Durante l’incontro si è parlato più volte delle comunità di abitanti e di diverse questioni relative al tema: le caratteristiche che le profilano, la tipologia di aggregante che le tiene insieme, le esigenze presentate dai loro componenti e la tipologia di servizi necessari per rispondervi.
Pur non negando l’esistenza di importanti differenze legate al contesto in cui le comunità di abitanti sono inserite, se in un contesto innovativo di housing sociale, per esempio, oppure in un contesto di alloggi assegnati ai soci di una cooperativa o, ancora, in alloggi Erp, alcune considerazioni sono sembrate valide al di là dei casi specifici.
Le comunità di abitanti sono caratterizzate oggi da un numero sempre più alto di persone anziane, di singoli e nuclei familiari in difficoltà socio-economia, che spesso devono soddisfare anzitutto il bisogno abitativo. A questo si aggiunge un ampio mix sociale per il quale, all’interno di uno stesso contesto abitativo, possono convivere tipologie di popolazione molto differenti, ognuna con propri esigenze e bisogni: anziani, come si diceva sopra, giovani single, padri separati, lavoratori fuori sede, giovani coppie, studenti fuori sede.
Di fronte a questa situazione a diventano cruciali alcune questioni: i soggetti coinvolti sui temi dell’abitare come dovrebbero rispondere a esigenze e fasce di popolazione tanto variegate? Come è possibile rigenerare legami di fiducia all’interno di tali comunità, che a volte sembrano essere tenute insieme solo dalla necessità di rispondere a bisogni economici e pratici, assumendo più la forma di comunità di “convenienza” piuttosto che di solidarietà? E ancora, come è possibile mantenere la comunità, una volta avviata, pensando che le persone possano andare avanti da sole?
Fra gli invitati è emerso un generale accordo rispetto all’idea che sempre più si debba rispondere non solo al bisogno di casa ma anche a quello di servizi di qualità legati all’abitare, servizi che, date le caratteristiche delle comunità sopra descritte, devono necessariamente essere flessibili e adattabili a bisogni diversi, che mutano velocemente. Tali servizi inoltre devono essere progettati avendo una visione di lungo termine rispetto ai risultati e alle ricadute sulla comunità; è necessario quindi investire nella gestione a lungo termine degli interventi e delle persone in essi coinvolti.
Come BuonAbitare queste osservazioni ci fanno pensare che sia necessario portare nei contesti abitativi figure nuove e diversificate che, mettendo in campo professionalità diverse ma integrabili, possano rispondere a bisogni ed esigenze molto sfaccettate.
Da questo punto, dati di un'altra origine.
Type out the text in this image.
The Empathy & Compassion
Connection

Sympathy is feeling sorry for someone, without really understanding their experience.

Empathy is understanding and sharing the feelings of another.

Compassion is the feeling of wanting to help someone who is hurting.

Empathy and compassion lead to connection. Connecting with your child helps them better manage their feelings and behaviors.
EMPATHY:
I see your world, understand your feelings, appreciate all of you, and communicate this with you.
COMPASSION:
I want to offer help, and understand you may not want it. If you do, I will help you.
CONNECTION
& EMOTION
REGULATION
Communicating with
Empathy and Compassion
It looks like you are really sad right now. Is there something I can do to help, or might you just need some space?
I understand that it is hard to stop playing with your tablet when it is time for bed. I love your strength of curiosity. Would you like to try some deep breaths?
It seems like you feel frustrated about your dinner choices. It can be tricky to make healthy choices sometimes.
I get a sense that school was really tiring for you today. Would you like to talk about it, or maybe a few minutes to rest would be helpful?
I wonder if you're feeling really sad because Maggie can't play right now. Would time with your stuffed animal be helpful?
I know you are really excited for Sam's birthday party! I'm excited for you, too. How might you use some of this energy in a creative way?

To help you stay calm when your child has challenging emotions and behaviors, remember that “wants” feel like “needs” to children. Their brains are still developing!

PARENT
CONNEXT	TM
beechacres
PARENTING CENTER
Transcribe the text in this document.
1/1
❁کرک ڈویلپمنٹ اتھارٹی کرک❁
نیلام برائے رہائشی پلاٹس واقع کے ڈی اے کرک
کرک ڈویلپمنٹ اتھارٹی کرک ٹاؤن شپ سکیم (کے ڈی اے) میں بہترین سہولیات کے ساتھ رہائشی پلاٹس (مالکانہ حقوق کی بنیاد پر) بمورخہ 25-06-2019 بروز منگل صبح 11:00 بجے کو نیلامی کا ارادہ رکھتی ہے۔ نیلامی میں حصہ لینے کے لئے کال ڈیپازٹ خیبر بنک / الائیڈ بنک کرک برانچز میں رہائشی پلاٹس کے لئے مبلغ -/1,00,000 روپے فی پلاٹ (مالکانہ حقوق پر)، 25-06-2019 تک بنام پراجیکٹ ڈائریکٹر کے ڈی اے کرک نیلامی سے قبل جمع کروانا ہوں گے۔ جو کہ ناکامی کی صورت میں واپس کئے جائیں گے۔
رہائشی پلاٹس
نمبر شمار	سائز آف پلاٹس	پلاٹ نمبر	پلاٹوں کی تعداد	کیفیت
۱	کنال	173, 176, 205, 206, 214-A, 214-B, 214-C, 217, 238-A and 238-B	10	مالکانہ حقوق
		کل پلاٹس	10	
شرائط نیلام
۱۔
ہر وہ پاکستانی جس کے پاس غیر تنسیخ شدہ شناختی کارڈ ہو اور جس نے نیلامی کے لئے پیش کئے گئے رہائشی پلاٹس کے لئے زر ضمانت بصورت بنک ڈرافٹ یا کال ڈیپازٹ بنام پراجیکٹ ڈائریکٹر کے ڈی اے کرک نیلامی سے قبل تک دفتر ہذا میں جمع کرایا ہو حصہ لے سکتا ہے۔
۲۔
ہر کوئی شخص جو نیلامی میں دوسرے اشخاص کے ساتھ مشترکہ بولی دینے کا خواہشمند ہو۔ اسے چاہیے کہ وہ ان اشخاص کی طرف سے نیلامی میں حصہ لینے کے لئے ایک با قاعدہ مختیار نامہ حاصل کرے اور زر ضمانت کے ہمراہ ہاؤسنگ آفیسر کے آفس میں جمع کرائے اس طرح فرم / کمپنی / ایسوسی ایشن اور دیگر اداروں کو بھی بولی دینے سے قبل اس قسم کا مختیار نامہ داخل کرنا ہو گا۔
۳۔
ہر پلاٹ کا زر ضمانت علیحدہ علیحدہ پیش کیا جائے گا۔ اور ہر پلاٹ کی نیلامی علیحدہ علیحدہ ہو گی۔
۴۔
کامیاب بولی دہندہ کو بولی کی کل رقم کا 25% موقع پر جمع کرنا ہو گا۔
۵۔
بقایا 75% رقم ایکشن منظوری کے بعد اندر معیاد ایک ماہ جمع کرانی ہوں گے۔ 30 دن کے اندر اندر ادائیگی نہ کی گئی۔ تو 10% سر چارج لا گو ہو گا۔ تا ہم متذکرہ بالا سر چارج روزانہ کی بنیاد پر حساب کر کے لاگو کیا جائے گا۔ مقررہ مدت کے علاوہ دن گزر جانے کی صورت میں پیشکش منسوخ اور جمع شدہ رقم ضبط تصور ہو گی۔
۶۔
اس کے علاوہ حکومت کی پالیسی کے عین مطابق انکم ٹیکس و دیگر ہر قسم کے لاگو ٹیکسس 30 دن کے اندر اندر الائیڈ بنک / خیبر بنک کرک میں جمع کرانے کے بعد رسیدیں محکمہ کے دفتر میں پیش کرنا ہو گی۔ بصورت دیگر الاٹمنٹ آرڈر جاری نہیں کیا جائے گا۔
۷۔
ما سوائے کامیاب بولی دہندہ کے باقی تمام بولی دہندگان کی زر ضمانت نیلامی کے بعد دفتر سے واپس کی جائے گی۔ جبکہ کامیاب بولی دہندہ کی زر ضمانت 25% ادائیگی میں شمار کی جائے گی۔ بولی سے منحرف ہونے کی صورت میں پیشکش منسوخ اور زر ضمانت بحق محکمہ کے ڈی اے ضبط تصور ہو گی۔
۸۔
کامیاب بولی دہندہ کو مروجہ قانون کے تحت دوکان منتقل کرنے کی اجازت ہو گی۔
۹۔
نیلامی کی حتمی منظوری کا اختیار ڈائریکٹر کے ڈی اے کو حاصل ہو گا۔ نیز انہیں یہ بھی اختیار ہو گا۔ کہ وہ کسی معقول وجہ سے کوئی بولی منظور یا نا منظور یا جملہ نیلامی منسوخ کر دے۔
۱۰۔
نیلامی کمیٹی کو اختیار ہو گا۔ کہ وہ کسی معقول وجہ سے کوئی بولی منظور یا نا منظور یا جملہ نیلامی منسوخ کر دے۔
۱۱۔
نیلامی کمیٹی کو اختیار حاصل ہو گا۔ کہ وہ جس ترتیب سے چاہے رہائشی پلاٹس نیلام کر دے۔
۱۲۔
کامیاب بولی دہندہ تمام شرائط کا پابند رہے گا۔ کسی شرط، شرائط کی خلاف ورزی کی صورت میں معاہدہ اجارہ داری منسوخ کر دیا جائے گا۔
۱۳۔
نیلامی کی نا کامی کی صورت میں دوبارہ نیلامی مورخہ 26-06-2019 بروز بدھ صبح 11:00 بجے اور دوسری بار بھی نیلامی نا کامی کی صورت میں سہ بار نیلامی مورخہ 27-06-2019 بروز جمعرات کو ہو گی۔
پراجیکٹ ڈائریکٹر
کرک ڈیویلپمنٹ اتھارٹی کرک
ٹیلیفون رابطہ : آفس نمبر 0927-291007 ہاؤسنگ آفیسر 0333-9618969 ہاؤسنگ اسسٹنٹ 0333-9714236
Nel fare ciò crediamo che sia fondamentale mantenere un giusto equilibrio fra la dotazione di strumenti e di competenze necessari alle persone per “andare avanti da sole” e, dall’altra parte, l’accompagnamento e il sostegno in processi lunghi e impegnativi. Se è vero infatti che innovare, o forse sarebbe meglio dire rinnovare, significa dotare nuovamente di potere e responsabilità le persone rispetto ai processi in cui sono coinvolte, è vero anche che le persone non devono essere abbandonate, così come le comunità devono poter contare su una forma di “assistenza” in caso di “danni” o “malfunzionamenti”.
Le riflessioni appena fatte portano ad alcune domande dalle quali partirà la discussione della seconda wake up talk: quali sono gli strumenti per costruire comunità? Quali quelli per mantenerla viva nel tempo responsabilizzando, allo stesso tempo, le persone che ne fanno parte? Quante e quali energie, in termini temporali, economici e professionali, devono e possono essere spese nell’avvio e nel mantenimento della comunità?